RARA-AVIS: Influences and a cyber slip-up

From: Al Guthrie ( allanguthrie@ukonline.co.uk)
Date: 31 Mar 2003


I noticed in Lawrence Block's "Writing The Novel" the following dedication:
"for John O'Hara, Evan Hunter, Fredric Brown, W. Somerset Maugham, Rex Stout, Dashiell Hammett, James T. Farrell, Thomas Wolfe, and so many more writers from whom I've learned so much of what I know." By omission, a snub to Chandler? Perhaps, but I suspect that Chandler's style is so peculiarly his (at times almost self-parodic) that most writers avoid his influence for fear of being seen as mere imitators.

Again, on influences. James M Cain didn't like the accusation that his writing was hardboiled. In the preface to THE BUTTERFLY (1946) he says: "I belong to no school, hardboiled or otherwise, and I believe these schools exist mainly in the imagination of critics." Having dismissed Hammett, he then goes on at greater length to explain why his style owes nothing to Hemingway: "Unfortunately, for this theory [a stylistic debt to Hemingway]...my short story PASTORAL..was written in 1927, though I first read him when MEN WITHOUT WOMEN first appeared in 1928. Yet the style is pretty much my style today." Cain doesn't bother to mention Chandler.

Leonard and Hunter seemed to have caused some upset with their flippant septegenarian disregard of the literary merit of Ray and Dash. I suspect that it's far too easy to attribute influences.

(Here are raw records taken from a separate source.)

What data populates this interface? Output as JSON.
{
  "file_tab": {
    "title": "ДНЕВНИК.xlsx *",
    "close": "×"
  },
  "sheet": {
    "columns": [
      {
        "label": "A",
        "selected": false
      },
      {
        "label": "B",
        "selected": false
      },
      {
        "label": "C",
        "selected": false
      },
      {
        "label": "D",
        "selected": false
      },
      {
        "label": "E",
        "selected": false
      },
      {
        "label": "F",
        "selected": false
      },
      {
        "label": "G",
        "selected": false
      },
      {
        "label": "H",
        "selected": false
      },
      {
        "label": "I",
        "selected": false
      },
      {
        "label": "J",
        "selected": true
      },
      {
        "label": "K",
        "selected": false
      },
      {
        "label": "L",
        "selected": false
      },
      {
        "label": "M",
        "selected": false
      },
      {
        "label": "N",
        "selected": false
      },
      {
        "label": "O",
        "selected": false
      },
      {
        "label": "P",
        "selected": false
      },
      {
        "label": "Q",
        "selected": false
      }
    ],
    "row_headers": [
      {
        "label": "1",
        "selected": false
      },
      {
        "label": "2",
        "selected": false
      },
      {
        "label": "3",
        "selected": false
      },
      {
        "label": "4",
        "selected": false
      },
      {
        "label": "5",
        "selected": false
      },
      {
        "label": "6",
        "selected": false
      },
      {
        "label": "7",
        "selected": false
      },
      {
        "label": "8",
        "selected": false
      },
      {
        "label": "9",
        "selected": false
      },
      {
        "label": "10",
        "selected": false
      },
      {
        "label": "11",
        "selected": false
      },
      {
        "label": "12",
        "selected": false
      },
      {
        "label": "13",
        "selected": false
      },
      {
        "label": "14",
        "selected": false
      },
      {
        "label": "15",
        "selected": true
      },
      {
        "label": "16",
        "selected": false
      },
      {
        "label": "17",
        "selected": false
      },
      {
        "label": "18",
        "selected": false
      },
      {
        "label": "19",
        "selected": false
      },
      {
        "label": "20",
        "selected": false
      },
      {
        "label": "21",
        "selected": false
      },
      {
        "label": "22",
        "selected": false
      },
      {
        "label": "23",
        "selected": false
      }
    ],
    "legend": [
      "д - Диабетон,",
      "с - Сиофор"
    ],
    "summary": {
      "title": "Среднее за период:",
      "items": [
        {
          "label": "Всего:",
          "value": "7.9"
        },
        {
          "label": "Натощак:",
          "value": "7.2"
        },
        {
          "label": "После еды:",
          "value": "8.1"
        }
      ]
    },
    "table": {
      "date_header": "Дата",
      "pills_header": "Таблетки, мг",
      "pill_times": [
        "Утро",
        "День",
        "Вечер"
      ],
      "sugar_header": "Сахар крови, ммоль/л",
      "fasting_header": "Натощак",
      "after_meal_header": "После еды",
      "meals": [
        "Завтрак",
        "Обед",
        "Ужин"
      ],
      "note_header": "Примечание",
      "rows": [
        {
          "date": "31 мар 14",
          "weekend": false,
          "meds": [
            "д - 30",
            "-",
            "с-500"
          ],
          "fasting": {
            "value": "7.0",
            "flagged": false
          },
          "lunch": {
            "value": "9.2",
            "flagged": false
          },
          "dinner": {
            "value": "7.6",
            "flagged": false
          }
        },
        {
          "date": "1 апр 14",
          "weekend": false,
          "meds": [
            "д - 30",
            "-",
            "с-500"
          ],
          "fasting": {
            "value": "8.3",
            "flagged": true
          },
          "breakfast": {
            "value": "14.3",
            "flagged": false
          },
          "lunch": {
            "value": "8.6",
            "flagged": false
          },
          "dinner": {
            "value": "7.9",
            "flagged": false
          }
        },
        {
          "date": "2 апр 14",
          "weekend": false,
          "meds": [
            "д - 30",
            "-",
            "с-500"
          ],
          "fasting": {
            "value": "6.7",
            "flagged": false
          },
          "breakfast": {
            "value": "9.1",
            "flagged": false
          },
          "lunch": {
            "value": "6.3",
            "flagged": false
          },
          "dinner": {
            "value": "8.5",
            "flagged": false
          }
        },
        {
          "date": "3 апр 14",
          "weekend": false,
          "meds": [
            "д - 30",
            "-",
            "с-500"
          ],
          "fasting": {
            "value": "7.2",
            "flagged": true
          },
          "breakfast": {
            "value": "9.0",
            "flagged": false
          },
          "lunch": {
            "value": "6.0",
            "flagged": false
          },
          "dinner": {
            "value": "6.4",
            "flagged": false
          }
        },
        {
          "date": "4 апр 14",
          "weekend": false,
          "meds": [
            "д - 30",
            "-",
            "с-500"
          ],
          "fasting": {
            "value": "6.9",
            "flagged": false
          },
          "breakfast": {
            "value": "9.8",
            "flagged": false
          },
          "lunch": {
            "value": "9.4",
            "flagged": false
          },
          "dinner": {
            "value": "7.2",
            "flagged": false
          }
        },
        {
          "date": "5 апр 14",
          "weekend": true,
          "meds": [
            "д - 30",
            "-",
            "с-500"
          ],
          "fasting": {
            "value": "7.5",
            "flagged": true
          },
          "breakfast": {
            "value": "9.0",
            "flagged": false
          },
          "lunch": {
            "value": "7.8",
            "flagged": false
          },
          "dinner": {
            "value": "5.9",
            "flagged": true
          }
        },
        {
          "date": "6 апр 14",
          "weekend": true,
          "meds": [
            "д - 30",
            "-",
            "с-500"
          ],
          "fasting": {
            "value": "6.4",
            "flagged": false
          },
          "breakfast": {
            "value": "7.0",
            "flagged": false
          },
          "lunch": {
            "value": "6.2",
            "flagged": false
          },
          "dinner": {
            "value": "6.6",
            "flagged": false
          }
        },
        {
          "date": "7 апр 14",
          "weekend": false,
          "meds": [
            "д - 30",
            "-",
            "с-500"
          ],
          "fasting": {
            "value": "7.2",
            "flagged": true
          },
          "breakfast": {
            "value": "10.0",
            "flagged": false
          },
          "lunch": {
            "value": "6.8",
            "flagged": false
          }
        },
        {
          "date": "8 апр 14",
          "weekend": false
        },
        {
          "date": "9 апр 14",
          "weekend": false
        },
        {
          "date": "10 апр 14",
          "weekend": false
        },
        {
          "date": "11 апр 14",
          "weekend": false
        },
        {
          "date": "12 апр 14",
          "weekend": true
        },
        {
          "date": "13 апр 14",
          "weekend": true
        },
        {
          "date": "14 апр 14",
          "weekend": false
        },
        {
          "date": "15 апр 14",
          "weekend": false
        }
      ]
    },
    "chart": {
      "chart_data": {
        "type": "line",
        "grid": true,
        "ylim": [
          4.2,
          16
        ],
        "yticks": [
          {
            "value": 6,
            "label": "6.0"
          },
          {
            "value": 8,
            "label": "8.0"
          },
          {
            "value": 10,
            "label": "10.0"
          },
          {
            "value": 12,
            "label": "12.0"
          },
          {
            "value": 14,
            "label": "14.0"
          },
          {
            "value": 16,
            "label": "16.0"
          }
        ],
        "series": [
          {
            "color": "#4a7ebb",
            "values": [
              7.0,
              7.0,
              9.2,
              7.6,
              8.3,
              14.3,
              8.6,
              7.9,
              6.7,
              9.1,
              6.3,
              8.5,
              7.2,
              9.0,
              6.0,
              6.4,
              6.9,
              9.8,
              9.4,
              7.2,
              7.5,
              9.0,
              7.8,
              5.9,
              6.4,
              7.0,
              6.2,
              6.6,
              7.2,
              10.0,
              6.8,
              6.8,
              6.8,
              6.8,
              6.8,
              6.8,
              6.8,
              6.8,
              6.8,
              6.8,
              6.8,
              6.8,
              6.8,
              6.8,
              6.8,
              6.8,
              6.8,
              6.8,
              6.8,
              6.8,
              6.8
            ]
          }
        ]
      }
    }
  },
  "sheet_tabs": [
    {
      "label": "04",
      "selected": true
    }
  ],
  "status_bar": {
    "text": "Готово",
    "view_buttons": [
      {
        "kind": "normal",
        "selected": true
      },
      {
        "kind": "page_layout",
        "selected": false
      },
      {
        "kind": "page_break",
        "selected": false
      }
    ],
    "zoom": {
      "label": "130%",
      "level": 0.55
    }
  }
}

John Williams said "Leonard may not owe much to the Maltese Falcon, but The Glass Key is another matter..." While that's possibly true (personally I think those two books are remarkably similar - both stunningly consistent pieces of detached writing), it's also possible that Leonard is not in the least influenced by Hammett. He hasn't read Hammett since 1944. I doubt the poor man (he's now 76) remembers what it is he's supposed to be influenced by. It may be just my experience, but I think that for a writer to influence you, you don't stop reading him when you're seventeen. I'd say Leonard's comments were frank. He'd pass Dick Lochte's lie detector with ease. If Leonard has been influenced by Hammett, he's unaware of it.

Hunter's a different story. He slipped up on the banana skin that is the internet. From The Book Reporter: http://www.bookreporter.com/authors/au-mcbain-ed.asp TBR: What authors have influenced you? EH: James Joyce, Ernest Hemingway, F. Scott Fitzgerald, John O'Hara, Raymond Chandler, Dashiell Hammett, James M. Cain, T.H. White.

All Chandler fans, being adolescents, should be discouraged from going to his website and leaving him the following message: liar, liar, pants on fire.